Le 19/10 dans l’Océan indien, le vraquier De Xin Hai, sous pavillon de la Cosco (China Ocean Shipping Corporation) lançait un SOS : avec 25 hommes à bord, il venait d’être arraisonné par des pirates à 1300km au large de la Somalie. Aussitôt, la Chine annonçait, à grande fanfare, la poursuite du navire par ses trois vaisseaux militaires opérant dans le golfe d’Aden. Puis, peu après, ce fut le silence.
Pourquoi? Les pirates avaient menacé d’exécuter les hommes un à un, si la marine chinoise insistait. A l’époque, les bandits exigeaient 3,5M$. Quatre mois passèrent, suite à quoi, le 21/12, sur le pont du navire bloqué en rade, un hélicoptère d’un pays inconnu hélitreuilla un sac contenant 4M$ : montant de la dernière exigence des pirates, à laquelle la Cosco avait dû se plier pour récupérer ses hommes et son bateau, aussitôt placé, un peu tard, sous protection de la flotte chinoise.
Les pirates venaient de battre leur record de rançon- précédent probable pour tenter d’extorquer davantage à l’avenir. La Chine constatait que sa solution (patrouiller en solitaire dans le seul golfe d’Aden) ne suffisait pas : c’est tout l’océan indien, jusqu’à 1500km des côtes, qu’il fallait protéger, avec les autres nations maritimes !
Aussi la marine chinoise, depuis, explore de nouvelles idées. En 2008, avant d’envoyer sa flotte au golfe d’Aden, l’Etat major de l’APL (armée populaire de libération) avait fait décrire le projet par plusieurs media civils, comme s’il s’agissait d’une idée de journaliste— « et si on envoyait notre marine là bas »…
Ainsi en novembre, la presse relayait la suggestion de l’expert Yin Gang (et du ministère de la défense) que les 5000km de côte à balayer soient divisés en zones nationales, et que la marine chinoise en reçoive une. Chez les 18 nations actives (40 navires) dans cette guerre aux pirates, l’offre causa un tollé immédiat. Selon Rory Medcalf, de l’Institut Lowy, elle sonnerait le glas de l’aspect international et indivisible des mers du globe, et la fin de toute coopération multilatérale.
Autre tentative chinoise, plus récente : le 30/12, Yin Zhuo, contre-amiral en retraite, suggère la création de bases logistiques dans la zone, pour faciliter maintenance et réapprovisionnement de ses bâtiments loin de ses côtes. Yin Zhuo estimait que «les pays voisins et les nations maritimes pourraient comprendre». La suggestion était immédiatement démentie par le ministère, sans doute pour rassurer les autres pays pavillons sur les intentions pacifiques de la Chine.
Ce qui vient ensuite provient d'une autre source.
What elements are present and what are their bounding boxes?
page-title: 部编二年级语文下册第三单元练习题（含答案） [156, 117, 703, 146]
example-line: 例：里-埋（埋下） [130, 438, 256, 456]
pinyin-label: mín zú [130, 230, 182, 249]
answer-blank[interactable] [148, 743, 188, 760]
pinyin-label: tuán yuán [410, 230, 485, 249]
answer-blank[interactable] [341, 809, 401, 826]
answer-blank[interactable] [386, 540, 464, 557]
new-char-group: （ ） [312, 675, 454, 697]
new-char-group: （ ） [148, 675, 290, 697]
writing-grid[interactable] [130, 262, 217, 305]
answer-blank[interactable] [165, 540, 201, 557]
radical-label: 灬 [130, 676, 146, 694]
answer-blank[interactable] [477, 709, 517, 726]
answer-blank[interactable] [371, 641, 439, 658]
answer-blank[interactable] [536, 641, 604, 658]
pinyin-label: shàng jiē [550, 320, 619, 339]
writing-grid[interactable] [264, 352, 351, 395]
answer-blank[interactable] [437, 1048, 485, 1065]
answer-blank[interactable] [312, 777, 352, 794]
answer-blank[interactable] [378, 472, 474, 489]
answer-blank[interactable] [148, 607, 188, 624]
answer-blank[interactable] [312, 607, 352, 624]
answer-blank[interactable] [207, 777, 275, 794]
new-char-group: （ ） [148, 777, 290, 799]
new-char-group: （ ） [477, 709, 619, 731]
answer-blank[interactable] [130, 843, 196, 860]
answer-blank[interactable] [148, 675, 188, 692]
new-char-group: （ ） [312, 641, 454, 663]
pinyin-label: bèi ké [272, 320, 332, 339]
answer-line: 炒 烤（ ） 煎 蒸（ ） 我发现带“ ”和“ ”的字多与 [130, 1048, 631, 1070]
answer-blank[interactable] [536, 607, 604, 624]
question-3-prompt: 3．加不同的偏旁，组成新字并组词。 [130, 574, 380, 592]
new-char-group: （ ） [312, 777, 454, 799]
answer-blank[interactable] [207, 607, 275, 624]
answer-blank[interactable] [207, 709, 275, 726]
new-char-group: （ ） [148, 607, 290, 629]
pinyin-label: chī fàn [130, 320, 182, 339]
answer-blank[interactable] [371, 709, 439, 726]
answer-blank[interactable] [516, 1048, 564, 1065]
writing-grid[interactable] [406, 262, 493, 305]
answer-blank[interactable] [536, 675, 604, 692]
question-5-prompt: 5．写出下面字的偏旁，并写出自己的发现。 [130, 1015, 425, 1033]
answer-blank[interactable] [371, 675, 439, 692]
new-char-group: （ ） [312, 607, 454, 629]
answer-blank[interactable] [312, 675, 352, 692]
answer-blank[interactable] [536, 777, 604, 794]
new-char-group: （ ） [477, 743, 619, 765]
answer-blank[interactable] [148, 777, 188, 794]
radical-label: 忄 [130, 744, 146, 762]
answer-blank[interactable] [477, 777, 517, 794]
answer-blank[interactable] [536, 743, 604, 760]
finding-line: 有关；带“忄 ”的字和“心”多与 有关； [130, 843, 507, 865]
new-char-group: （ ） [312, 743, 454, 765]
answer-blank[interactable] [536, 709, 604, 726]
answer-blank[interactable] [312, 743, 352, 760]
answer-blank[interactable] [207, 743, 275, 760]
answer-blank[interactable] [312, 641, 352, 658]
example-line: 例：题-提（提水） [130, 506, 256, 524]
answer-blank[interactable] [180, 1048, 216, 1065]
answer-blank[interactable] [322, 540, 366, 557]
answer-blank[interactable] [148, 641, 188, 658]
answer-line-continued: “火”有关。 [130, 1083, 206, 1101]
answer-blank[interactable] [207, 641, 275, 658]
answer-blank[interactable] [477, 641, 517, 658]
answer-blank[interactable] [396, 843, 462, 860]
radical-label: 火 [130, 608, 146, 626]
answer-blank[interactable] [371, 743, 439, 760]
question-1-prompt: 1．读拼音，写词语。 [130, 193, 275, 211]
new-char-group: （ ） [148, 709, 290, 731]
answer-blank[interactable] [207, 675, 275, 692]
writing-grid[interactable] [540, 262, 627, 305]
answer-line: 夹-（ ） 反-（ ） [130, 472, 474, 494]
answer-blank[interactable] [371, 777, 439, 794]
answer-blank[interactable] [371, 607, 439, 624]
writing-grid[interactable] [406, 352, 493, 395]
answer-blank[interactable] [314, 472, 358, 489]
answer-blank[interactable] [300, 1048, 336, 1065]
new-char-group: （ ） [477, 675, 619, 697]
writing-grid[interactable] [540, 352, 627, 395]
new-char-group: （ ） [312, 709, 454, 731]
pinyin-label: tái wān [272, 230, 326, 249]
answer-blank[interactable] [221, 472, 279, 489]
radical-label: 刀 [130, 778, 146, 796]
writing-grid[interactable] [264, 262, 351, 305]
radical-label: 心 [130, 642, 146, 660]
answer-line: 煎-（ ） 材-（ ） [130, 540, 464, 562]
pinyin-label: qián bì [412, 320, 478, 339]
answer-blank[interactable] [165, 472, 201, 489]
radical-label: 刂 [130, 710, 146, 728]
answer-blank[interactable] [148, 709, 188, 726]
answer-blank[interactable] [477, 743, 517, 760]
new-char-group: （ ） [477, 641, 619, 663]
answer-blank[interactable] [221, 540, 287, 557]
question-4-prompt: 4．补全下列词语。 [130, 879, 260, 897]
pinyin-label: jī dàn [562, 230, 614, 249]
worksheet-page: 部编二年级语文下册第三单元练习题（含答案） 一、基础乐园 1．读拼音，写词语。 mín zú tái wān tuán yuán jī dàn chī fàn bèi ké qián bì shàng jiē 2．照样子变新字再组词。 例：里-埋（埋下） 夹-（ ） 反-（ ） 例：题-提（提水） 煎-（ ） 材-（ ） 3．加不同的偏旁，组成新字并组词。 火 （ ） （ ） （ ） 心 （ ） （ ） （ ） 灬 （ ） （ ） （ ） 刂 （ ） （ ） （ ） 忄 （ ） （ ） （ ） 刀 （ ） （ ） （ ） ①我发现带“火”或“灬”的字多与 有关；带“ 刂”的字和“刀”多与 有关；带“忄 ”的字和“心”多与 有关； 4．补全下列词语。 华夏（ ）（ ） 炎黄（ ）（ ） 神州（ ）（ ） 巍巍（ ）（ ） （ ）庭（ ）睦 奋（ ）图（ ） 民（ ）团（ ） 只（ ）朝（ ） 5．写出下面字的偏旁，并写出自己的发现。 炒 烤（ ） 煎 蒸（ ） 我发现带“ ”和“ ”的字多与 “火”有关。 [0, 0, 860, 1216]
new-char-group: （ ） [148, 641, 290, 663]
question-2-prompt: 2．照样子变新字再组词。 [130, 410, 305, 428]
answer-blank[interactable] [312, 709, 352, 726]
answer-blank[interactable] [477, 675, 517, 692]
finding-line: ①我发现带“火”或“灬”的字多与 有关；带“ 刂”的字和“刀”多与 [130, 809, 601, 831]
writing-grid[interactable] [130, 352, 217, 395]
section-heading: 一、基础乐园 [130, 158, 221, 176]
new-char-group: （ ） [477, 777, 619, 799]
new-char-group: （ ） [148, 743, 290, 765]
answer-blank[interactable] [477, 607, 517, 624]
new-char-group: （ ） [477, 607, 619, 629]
Les bases guignées pourraient être Gadwar (Pakistan) où Pékin a déjà investi 200M$, voire Dar Es Salaam (Tanzanie), relooké par Hutchison Whampoa, de Li Ka-shing, le magnat hongkongais proche du pouvoir chinois…
De ces petits pas vers une position de puissance maritime militaire, on en saura peut-être plus en février, quand la Chine assumera la présidence tournante du Conseil de Sécurité de l’ONU. Déjà frappe dans ce dossier une évidente contradiction, héritage d’une idéologie rigide: d’une part, l’envie manifeste d’entrer dans une coopération militaire avec l’étranger, et de l’autre, la grande réticence à le faire, en se pliant aux règles de l’étranger.